Motion-based diagnosis and characterisation of heart disease
The motion and shape of the human heart are closely tied with cardiac health, and vary greatly across the population. We aim to develop a cardiac magnetic resonance (CMR)-derived left-ventricle (LV) atlas from UK Biobank data for characterising the landscape of population LV shape and motion. We would use machine learning to analyse the rich spatio-temporal information embedded in the data to uncover new relationships between LV motion/shape with available health indicators. In this way we aim to derive new metrics of cardiac health to enhance diagnosis and potentially reduce time and cost in the clinic. The aim of our research is to characterise the landscape of LV motions and shapes across a large population. We aim to derive from our LV motion atlas new clinically relevant metrics of cardiac health by applying recent methods from machine learning. These methods will allow relationships to be drawn between LV motion and other factors which have been recorded for the subject cohort. Benefits of using this approach include enhancing diagnosis; disease staging; reducing the number of required diagnostic tests; and monitoring/predicting treatment response. Additionally the motion atlas can be used to enhance ultrasound imaging of cardiac motion. The LV myocardium is delineated for each subject from an end-diastolic CMR volume. LV motion is tracked over the course of the cardiac cycle using CINE/tagged CMR. Each patient's heart motion is normalised to an unbiased LV geometry so that motion can be directly compared between patients. Important characteristics of LV motion and shape can then be identified, including the mean and variance of the LV shape and motion patterns across the subject cohort. Machine learning can be used to identify correlations with health indicators and to enhance cardiac ultrasound by building a joint MR-US model.
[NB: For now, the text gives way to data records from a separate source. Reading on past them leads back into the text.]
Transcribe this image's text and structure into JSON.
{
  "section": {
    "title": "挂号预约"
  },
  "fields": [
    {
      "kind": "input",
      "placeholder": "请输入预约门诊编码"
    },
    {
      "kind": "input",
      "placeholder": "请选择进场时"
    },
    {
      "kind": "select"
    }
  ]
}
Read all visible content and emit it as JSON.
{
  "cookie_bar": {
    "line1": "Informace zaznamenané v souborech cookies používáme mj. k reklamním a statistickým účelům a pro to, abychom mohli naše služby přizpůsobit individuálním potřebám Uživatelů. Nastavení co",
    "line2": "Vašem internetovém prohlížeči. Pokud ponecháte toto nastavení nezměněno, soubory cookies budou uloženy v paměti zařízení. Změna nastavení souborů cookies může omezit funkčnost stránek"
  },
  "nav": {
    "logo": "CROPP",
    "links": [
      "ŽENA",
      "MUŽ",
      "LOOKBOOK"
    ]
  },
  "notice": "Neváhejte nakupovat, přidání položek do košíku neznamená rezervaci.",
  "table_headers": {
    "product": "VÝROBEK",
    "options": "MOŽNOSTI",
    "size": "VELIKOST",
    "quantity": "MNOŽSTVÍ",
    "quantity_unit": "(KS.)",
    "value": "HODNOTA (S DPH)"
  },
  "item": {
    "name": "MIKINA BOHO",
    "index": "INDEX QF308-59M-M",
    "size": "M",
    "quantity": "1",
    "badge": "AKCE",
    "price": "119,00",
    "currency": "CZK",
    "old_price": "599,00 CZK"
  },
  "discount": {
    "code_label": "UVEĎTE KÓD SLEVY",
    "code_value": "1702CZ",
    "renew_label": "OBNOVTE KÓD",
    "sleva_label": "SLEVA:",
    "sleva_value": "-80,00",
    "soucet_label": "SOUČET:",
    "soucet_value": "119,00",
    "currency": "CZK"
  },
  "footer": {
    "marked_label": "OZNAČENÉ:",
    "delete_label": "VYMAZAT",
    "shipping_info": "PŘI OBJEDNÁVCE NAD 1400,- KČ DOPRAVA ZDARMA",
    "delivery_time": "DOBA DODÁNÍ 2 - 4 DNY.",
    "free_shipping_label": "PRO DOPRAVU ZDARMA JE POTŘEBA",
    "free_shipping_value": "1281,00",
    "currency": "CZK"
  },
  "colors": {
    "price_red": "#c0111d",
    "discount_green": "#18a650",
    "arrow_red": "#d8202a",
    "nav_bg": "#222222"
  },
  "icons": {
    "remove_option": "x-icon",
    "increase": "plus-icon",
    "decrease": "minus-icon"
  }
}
The data which would be useful for our research includes all subject data for whom CINE and/or tagged CMR images have been acquired. The predictive power of machine learning improves with larger datasets as does the richness of the LV shape and motion characterisation, so all available subject data with the appropriate CMR images would benefit this project. Additionally, any meta-data, for example related to volunteer health, would be useful (e.g. ECG recording), and could be used to draw insight into their relationship with LV motion using machine learning.